# How come shooter does not receive same energy as bullet (Newton's third law)?

So for example, a bullet weighting 7 g and going out of barrel at 420 m/s has ~617 joules of kinetic energy. So I'd think same would apply to shooter (or his hand specifically) - a 80 kg shooter would be tossed back at ~3.9 m/s? Obviously that doesn't happen even with bigger and faster bullets.

Where am I wrong?

Because Newton's third law isn't about energy. It's about momentum. Momentum's a vector quantity, so in the situation where all the momentum goes into the shooter and the bullet, in the reference frame where the momentum is zero to start with and there's nothing else in the system the bullet departs at 420 m/s, and the shooter is pushed in the opposite direction at 0.037 m/s. Momentum is conserved.

Looking at it from the energy position, the bullet has 617 Joules of kinetic energy. upon firing, which came from the energy of its propellant system. Depending on how the gun in question works, this could be stored mechanical, chemical (typical with firearms), or heat energy, or some other type. But energy is a scalar quantity, it doesn't have a direction.

Some of that propellant energy went into heat energy, some of it went into sound, some of it went into the bullet, and some of it went into the gun. But there's no requirement that any individual object mentioned here received an equal amount of energy as any other, and energy doesn't have a direction, just that the total of all energy equal the energy generated by the propellant system. Energy is conserved.

• Oh, so I should use V1*m1 = V2*m2 ? I remember learning this in school, but I never understood why shouldn't we use kinetic energy. One of tasks was "two cars going into each other, measure the speed after hit. Don't account the deformation" - in this problem I should use the vector formula (the one I typed here) or kinetic energy formula? Commented Aug 18, 2023 at 11:32

As already pointed out, Newton’s 3rd law is not about conservation of energy.

As for conservation of momentum, the shooter would need to be standing on a frictionless surface in order to acquire momentum equal and opposite to that of the bullet.

Momentum is only conserved for a system (in this case the shooter-bullet system) when there are no external forces acting on the system. In this case the friction force (static or kinetic depending on whether or not the shooter slips) exerted by the ground on the shooter’s feet is an external force on the shooter/bullet system. If the Earth is included in the system, momentum is conserved.

Hope this helps.

The following may be a worthwhile addition to the answer by contributor notovny.

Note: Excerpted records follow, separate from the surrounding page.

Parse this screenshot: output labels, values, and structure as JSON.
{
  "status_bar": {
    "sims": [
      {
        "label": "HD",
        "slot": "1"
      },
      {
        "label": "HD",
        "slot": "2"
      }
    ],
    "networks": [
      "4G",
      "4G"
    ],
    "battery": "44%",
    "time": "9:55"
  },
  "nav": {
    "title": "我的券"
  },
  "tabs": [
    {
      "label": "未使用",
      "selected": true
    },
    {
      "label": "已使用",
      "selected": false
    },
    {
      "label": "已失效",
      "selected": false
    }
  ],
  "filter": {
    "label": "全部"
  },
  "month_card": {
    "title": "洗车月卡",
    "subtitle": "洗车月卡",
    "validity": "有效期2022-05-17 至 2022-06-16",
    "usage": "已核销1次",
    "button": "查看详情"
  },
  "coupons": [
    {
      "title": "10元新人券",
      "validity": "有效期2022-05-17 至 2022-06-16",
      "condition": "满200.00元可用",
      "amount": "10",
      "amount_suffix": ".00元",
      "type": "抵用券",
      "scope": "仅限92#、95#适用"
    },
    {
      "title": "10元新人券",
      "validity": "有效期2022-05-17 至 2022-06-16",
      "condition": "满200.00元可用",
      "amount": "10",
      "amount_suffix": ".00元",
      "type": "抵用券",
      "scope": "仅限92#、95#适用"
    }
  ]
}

The following simplified model is an instance of energy distributing in such a way that we can think of it as an even distribution.

Let's way we have a vessel filled with a diatomic gas. From outside we introduce heat. The molecules of the gas have a velocity distribution. Adding heat means the average of the velocity distribution goes up. The fact that the content is a diatomic gas makes a difference. There is the kinetic energy of spinning of the diatomic molecules. Some of the molecule-molecule collisinons are glancing collisions, and in such a collicion linear kinetic energy of motion in a straight line can transition to rotational kinetic energy of a molecule spinning.

Generally, the energy will tend to flow from high to low. So if a particular molecule happens to be spinning very fast, and it happens to nudge another slow molecule, then the most likely outcome is that the two molecules fly apart.

What tends to happen is that when a system has multiple degrees of freedom, then the energy content of that system tends to become redistributed in such a way that all degrees of freedom have the same level of energy.

Comparison: the case of communicating vessels. Fill any one of the set of communicating vessels, and over time the liquid becomed redistributed, such that across all vessels the level is equal.

Returning to energy:
An example on 1-to-1 distribution:
If you spin a liquid around the surface assumes a concave shape. At the perimeter the following two energies are larger than at the center:
-At the perimeter the kinetic energy is larger
-At the perimeter the liquid is higher, so the potential energy is larger

In fact, the outcome is that when the liquid is uniformly rotating then at every distance to the center of rotation the amount of kinetic energy (relative to the center of rotation) is equal to the amount of potential energy (relative to the center of rotation)

So there are cases of equipartition of energy, but the case of a projectile fired from a barrel is a different case altogether.

To avoid confusion, I would have preferred Newton's third law worded as "for every force, there is an equal and opposite force". If you multiply the speed by the mass of each, they are the same. Energy is a combination of force x time x speed. The gun and the bullet are exposed to the same force for the same time, but the speed is different.